In cases such as this, just follow the money to find the incentives. Waymo wants to maximize their profits. This means maximizing how many customers they can serve as well as minimizing driving time to save on gas. How do you do that? Program their cars to be a bit more aggressive: don't stop on yellow, don't stop at crosswalks except to avoid a collision, drive slightly over the speed limit. And of course, lobby the shit out of every politician to pass laws allowing them to get away with breaking these rules.

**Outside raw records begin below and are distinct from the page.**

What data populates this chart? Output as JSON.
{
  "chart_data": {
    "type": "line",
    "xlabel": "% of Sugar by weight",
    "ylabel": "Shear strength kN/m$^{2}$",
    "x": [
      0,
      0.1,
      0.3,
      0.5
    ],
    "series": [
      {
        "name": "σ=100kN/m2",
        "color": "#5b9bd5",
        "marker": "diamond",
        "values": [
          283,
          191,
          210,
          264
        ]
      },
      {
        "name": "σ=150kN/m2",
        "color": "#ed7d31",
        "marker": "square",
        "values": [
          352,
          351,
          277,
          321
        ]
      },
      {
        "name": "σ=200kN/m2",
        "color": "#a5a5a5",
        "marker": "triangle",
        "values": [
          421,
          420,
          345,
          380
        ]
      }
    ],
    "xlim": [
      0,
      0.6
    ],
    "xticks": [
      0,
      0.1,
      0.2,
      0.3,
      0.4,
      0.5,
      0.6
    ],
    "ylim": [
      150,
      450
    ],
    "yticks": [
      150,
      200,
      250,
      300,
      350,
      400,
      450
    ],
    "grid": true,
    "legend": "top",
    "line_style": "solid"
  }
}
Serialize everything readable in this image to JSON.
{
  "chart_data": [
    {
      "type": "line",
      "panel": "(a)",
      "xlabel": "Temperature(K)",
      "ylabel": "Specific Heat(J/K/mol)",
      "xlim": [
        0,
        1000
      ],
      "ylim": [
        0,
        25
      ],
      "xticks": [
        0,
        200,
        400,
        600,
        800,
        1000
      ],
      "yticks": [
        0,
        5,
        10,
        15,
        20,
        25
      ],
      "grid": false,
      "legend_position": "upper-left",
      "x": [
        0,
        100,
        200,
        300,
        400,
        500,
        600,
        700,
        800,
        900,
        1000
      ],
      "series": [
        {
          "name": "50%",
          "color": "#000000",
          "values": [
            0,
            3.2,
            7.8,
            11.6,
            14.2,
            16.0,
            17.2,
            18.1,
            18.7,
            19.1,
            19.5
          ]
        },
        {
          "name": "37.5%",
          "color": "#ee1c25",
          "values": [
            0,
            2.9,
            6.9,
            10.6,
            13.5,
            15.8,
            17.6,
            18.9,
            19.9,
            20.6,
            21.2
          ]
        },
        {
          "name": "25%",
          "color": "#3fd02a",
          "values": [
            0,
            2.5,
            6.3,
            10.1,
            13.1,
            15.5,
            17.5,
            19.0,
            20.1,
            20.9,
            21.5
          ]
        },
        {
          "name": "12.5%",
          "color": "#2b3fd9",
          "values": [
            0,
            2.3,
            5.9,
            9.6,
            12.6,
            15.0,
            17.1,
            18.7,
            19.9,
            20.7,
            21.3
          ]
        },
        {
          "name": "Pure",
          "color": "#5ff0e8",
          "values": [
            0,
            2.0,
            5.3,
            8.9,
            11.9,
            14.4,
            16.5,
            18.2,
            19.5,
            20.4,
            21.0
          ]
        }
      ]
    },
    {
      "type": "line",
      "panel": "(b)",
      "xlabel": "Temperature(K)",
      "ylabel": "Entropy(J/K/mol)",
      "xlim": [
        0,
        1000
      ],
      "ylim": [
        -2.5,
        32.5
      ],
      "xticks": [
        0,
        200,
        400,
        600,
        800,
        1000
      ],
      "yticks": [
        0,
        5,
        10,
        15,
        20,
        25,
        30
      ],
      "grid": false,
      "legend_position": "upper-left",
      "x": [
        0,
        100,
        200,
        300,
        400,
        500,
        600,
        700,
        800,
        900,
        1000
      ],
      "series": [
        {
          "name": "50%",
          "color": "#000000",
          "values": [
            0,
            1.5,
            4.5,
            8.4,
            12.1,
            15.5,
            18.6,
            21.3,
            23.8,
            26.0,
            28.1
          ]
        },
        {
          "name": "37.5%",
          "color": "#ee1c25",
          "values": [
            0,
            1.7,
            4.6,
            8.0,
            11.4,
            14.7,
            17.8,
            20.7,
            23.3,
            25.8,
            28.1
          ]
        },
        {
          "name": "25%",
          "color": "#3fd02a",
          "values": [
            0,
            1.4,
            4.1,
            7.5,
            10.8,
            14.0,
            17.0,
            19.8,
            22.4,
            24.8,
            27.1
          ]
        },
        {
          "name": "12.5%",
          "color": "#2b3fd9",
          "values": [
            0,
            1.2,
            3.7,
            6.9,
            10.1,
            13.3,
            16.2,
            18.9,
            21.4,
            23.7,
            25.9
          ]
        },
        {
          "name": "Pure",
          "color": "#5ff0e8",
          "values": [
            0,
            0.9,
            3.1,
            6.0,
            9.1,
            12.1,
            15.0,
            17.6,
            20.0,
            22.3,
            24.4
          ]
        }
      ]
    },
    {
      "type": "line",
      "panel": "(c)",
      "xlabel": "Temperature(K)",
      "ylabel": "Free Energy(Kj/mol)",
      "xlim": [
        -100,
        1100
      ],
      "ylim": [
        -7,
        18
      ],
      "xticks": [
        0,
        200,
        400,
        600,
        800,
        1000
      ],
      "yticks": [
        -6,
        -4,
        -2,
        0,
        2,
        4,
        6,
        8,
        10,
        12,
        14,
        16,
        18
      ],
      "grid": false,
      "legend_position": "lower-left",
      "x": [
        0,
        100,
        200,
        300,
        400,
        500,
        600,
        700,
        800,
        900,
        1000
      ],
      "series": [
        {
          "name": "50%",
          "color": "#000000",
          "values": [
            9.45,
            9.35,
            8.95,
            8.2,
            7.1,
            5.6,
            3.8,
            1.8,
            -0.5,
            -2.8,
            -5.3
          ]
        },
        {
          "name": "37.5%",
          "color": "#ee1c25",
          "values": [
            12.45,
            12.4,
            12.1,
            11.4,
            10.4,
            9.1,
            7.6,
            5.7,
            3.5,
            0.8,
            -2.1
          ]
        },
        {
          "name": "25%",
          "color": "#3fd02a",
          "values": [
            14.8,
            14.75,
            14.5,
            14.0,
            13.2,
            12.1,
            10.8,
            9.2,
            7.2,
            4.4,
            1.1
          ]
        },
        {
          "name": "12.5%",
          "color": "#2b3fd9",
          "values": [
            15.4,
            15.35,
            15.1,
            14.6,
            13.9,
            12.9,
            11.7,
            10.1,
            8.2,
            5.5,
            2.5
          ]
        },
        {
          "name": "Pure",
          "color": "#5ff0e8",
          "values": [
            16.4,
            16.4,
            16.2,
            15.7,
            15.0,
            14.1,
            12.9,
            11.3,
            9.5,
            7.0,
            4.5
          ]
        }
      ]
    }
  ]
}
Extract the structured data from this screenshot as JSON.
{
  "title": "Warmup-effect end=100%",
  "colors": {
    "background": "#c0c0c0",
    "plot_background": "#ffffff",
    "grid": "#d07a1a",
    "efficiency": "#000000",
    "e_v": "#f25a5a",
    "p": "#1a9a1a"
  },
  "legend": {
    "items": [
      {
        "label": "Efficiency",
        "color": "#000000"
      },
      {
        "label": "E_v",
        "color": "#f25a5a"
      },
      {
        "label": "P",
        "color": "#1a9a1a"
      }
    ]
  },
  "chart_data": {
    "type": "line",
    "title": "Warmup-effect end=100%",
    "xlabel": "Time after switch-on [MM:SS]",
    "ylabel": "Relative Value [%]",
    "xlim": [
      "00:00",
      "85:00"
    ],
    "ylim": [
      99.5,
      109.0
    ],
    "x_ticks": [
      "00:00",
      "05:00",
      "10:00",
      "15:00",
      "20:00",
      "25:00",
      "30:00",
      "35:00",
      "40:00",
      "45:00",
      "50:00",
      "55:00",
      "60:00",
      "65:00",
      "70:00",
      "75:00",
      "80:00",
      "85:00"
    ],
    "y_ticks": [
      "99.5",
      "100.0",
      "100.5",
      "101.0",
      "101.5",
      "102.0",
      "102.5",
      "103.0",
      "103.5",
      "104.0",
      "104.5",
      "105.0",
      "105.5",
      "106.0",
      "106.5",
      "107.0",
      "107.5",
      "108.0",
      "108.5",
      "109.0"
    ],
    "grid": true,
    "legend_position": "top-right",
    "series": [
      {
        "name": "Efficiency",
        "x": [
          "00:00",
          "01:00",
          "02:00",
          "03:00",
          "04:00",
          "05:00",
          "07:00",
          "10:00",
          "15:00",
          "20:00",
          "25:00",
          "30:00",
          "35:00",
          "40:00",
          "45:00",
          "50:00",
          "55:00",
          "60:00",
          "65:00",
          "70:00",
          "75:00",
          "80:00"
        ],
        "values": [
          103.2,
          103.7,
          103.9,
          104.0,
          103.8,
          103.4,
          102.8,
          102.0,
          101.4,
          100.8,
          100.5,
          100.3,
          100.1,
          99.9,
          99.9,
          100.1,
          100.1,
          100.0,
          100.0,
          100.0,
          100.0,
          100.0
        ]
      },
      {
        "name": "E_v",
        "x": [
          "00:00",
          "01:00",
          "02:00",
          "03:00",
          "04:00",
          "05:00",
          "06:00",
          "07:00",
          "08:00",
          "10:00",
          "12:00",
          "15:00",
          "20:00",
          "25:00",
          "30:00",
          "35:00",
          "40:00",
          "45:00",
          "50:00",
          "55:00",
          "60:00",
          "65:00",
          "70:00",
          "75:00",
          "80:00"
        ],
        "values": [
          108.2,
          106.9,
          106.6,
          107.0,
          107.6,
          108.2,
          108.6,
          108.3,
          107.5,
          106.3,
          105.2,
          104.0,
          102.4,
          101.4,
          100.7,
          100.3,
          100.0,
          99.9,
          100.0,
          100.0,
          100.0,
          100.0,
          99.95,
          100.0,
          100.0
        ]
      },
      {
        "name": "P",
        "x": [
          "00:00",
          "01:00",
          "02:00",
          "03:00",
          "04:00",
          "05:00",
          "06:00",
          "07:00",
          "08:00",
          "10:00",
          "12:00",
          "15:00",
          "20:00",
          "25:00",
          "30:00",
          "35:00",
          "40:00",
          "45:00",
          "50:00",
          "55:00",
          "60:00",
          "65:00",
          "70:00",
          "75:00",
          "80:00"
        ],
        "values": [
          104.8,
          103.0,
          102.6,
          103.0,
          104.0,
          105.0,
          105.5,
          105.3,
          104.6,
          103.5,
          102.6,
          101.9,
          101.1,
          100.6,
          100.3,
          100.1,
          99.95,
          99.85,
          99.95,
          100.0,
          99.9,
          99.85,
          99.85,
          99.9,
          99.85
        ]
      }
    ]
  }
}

According to some cursory research (read: Google), obstacle avoidance uses ML to identify objects, and uses those identities to predict their behavior. That stage leaves room for the same unpredictability, doesn't it? Say you only have 51% confidence that a "thing" is a pedestrian walking a bike, 49% that it's a bike on the move. The former has right of way and the latter doesn't. Or even 70/30. 90/10.
There's some level where you have to set the confidence threshold to choose a course of action and you'll be subject to some ML-derived unpredictability as confidence fluctuates around it... right?
In such situations, the car should take the safest action and assume it's a pedestrian.
But mechanically that's just moving the confidence threshold to 100% which is not achievable as far as I can tell. It quickly reduces to "all objects are pedestrians" which halts traffic.
This would only be in ambiguous situations when the confidence level of "pedestrian" and "cyclist" are close to each other. If there's an object with 20% confidence level that it's a pedestrian, it's probably not. But we're talking about the situation when you have to decide whether to yield or not, which isn't really safety critical.
The car should avoid any collisions with any object regardless of whether it's a pedestrian, cyclist, cat, box, fallen tree or any other object, moving or not.